“This is such an unbelievable place for a football game and it’s a place that, no matter where you’re at, people kind of know about the Swamp. I look at it as more so not a right but more so as a privilege to be able to play in the Swamp. To able to be a part of that history of what a great place it is.”
It’s a word thrown around a lot these days. Most who toss it out have no idea what it means.
Being a Florida Gator football player is a big deal. Playing in one of the loudest stadiums in college football in front of 90,000+ fans is a big deal.
They don’t just let anybody suit up in the orange and blue. If you follow college football recruiting at all, one of the first lessons you learn is that they can’t get everybody.
But that works both ways. Not everybody can be a Florida Gator either.
Dozens or more in-state recruits every year who may have grown up Gator fans or simply want to be a Gator get turned away every year.
Just like thousands of prospective Florida Gator students get turned away each year as well.
Being a Florida Gator student athlete is a privelege just like being selected to be a Florida Gator student.
It’s certainly not a right.
Think about how many high school football players claim a Florida offer each year. The actual number who have an actual commitable offer is much, much smaller.
Hundreds of really good high school football players each year never get the chance to play in that stadium in a Gator uniform.

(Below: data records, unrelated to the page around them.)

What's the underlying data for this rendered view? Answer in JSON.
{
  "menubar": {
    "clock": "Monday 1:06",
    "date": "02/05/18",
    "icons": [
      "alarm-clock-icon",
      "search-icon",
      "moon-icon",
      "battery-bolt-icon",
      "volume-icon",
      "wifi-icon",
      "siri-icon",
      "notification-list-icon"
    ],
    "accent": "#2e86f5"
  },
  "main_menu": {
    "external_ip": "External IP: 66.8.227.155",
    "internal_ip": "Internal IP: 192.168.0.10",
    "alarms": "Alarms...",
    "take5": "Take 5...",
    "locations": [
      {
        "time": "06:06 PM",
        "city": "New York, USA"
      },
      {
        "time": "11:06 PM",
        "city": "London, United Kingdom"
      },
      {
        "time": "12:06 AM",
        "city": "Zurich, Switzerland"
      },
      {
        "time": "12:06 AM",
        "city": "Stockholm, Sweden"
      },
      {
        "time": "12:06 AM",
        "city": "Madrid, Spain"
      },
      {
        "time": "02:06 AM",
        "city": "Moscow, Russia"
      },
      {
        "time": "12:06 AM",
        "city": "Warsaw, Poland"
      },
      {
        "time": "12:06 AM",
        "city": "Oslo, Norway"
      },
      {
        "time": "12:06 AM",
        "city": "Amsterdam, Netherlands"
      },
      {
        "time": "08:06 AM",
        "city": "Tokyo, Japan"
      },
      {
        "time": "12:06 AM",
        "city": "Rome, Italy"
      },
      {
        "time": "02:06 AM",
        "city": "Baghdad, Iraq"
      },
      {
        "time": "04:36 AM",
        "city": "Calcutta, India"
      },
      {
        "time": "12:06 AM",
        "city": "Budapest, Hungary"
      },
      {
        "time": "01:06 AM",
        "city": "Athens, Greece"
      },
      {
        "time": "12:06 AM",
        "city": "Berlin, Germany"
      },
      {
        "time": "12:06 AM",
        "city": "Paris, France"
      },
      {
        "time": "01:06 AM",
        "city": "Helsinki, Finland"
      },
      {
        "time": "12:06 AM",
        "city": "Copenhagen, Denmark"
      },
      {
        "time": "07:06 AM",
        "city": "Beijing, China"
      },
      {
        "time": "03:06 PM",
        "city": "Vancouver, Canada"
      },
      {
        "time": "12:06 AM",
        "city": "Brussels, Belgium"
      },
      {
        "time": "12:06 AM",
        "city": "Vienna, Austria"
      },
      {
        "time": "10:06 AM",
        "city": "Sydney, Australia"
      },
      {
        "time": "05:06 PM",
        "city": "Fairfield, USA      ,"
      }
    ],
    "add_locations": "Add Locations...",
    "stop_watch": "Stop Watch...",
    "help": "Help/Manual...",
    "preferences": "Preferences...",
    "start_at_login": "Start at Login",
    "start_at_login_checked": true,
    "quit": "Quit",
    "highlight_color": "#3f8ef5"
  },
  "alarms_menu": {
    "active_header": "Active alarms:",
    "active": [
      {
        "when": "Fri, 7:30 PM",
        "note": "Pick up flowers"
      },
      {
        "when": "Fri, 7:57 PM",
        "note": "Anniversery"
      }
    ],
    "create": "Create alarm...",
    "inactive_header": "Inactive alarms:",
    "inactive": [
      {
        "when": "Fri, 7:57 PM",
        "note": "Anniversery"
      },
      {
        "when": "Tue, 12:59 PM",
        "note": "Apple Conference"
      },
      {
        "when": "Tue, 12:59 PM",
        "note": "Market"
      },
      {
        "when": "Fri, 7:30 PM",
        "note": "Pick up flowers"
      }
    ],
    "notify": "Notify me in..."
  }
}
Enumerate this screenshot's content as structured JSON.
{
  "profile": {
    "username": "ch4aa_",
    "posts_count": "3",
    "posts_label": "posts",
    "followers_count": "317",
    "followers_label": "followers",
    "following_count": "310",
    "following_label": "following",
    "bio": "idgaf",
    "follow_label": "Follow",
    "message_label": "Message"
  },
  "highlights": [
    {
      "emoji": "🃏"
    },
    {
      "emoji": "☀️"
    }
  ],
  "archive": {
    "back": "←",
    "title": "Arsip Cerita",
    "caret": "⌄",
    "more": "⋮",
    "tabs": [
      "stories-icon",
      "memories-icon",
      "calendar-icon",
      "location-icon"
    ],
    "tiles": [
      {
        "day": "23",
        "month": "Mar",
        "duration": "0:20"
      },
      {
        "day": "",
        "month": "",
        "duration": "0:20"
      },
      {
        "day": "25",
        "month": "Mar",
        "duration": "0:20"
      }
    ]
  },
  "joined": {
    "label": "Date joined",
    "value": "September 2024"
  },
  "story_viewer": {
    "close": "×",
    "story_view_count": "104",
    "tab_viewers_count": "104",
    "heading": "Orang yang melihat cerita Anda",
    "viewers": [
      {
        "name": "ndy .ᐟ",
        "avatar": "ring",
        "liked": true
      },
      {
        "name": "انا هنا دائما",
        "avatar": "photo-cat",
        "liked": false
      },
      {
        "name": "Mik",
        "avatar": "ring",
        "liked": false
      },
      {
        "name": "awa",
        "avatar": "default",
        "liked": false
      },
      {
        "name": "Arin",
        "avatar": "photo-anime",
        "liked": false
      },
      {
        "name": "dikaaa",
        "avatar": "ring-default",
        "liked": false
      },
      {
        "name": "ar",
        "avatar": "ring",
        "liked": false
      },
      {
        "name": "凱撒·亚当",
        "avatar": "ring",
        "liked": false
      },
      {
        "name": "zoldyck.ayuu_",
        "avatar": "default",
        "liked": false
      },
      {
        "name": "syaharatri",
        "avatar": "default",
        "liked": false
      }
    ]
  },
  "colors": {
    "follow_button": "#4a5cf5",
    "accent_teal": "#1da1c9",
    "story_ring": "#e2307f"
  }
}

Donning the Orange and Blue and playing in the Swamp isn’t a right, it’s a privelege.
When they put on that uniform, they’re not just representing themselves and their team, they’re representing all the great, hardworking Florida Gators before them.
Jack Youngblood, Carlos Alvarez, John Reaves, Steve Spurrier, Kerwin Bell, Neal Anderson, Wilber Marshall, Emmitt Smith, Louis Oliver, Danny Wuerffel, Tim Tebow, Brandon Spikes, and the list goes on ad infinitum.
So many great Gators who played on that field went on to have successful careers not only in the NFL, but in all walks of life.
“Gator Nation: it’s everywhere” is not simply a marketing slogan.
It’s the truth!
Keeping it real.
It means something to be a Florida Gator and it means something to be a Gator student athlete.
When Urban Meyer left and Will Muschamp took over everyone talked about a broken program.
Want the know why it was a broken program?
Somewhere along the way it stopped meaning something to Florida Gator football players to be a Florida Gator.
Somehow, the name on the back of the jersey became larger than the name on the front.
That’s a problem.
I’ve been following Gator athletics since 1977 and I can honestly say that even in the midst of an 0-10-1 season in 1979, the players on that Gator team took pride in that uniform and pride in coming out of that tunnel many years before the stadium was given the Swamp nickname.
It meant something to be a Florida Gator and it still does.
When a Gator football player walks on to that field on game day they owe it, not only to themselves, but to those who came before them to give everything they’ve got for the orange and blue.
If they take for granted playing on that field, playing in that uniform, then they have no business being on that field or in that uni.
The Head Ball Coach used to say about recruiting, “if they don’t want to be Gators that’s fine, we’ll go find us some who do want to be Gators.”
Those are the kind of players who understand that it’s not a right but a privelege to play on that field.
With all the talk about new facilities, perhaps the biggest deal of all was announced by coach McElwain on Thursday’s Gator Talk radio program.
“(We’re) putting in a spot that is a former Gator locker room,”McElwain said. “A place that they (former Gator players) can come back here and work out and know that it’s home, and in turn now they have an opportunity to show the guys that are here working out what it’s like to be in the National Football League.”
“I’m one of these guys that wants them back here as much as possible because this was home for them and such a big place for them moving on to the next level.”
“You know what’s also really cool?” McElwain asked. When they make a play and chomp.”
That is really cool because it’s all part of building the Gator brand but it also shows how much respect they have for that uniform and for playing on the field.
And having former players walking through that locker room will be a constant reminder that they’re playing not just for themselves but for those that came before them.
What better way to learn that playing in the Swamp is a privelege?
And what better way to teach them that it actually means something to be a Florida Gator?